Motivated by problems on random differences in Szemer\'{e}di's theorem and on large deviations for arithmetic progressions in random sets, we prove upper bounds on the Gaussian width of point sets that are formed by the image of the $n$-dimensional Boolean hypercube under a mapping $\psi:\mathbb{R}^n\to\mathbb{R}^k$, where each coordinate is a constant-degree multilinear polynomial with 0-1 coefficients. We show the following applications of our bounds.
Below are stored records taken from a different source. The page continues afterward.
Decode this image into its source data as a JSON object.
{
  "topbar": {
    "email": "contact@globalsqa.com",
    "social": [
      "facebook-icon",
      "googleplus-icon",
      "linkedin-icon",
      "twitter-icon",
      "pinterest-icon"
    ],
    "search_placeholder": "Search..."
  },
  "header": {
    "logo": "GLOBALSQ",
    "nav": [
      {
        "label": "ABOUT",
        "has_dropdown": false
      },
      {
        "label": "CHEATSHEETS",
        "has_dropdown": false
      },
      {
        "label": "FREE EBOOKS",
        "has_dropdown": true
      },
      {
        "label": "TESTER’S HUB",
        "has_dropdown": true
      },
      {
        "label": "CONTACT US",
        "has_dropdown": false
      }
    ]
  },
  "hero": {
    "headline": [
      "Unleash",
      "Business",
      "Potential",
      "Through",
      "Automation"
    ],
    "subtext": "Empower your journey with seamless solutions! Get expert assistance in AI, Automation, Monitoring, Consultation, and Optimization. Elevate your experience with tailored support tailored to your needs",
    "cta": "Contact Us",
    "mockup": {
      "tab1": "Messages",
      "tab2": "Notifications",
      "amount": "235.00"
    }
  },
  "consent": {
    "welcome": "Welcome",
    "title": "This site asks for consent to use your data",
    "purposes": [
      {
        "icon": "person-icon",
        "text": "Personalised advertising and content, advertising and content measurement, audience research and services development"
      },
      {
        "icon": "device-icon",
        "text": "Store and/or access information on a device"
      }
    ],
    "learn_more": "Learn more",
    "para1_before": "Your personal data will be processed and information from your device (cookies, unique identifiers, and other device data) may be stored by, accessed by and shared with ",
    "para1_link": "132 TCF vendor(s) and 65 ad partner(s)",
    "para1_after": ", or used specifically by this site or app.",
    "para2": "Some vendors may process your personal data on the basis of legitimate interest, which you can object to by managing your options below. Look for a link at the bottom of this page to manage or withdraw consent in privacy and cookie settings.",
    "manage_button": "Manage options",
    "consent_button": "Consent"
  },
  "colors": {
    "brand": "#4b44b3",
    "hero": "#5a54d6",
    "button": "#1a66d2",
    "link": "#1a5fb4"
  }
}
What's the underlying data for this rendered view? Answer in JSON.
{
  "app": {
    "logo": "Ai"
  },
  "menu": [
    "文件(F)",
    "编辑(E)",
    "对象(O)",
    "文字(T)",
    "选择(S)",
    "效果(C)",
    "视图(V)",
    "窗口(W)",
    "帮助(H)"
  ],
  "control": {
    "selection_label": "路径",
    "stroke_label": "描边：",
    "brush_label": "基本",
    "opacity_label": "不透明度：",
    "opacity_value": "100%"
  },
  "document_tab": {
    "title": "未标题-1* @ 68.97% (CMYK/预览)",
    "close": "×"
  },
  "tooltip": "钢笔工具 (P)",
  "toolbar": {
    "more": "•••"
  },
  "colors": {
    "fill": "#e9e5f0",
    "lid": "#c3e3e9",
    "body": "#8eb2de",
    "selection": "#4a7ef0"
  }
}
Let $[\mathbb{Z}/N\mathbb{Z}]_p$ be the random subset of $\mathbb{Z}/N\mathbb{Z}$ containing each element independently with probability $p$. $\bullet$ A set $D\subseteq \mathbb{Z}/N\mathbb{Z}$ is $\ell$-intersective if any dense subset of $\mathbb{Z}/N\mathbb{Z}$ contains a proper $(\ell+1)$-term arithmetic progression with common difference in $D$. Our main result implies that $[\mathbb{Z}/N\mathbb{Z}]_p$ is $\ell$-intersective with probability $1 - o(1)$ provided $p \geq \omega(N^{-\beta_\ell}\log N)$ for $\beta_\ell = (\lceil(\ell+1)/2\rceil)^{-1}$. This gives a polynomial improvement for all $\ell \ge 3$ of a previous bound due to Frantzikinakis, Lesigne and Wierdl, and reproves more directly the same improvement shown recently by the authors and Dvir. $\bullet$ Let $X_k$ be the number of $k$-term arithmetic progressions in $[\mathbb{Z}/N\mathbb{Z}]_p$ and consider the large deviation rate $\rho_k(\delta) = \log\Pr[X_k \geq (1+\delta)\mathbb{E}X_k]$. We give quadratic improvements of the best-known range of $p$ for which a highly precise estimate of $\rho_k(\delta)$ due to Bhattacharya, Ganguly, Shao and Zhao is valid for all odd $k \geq 5$. We also discuss connections with error correcting codes (locally decodable codes) and the Banach-space notion of type for injective tensor products of $\ell_p$-spaces.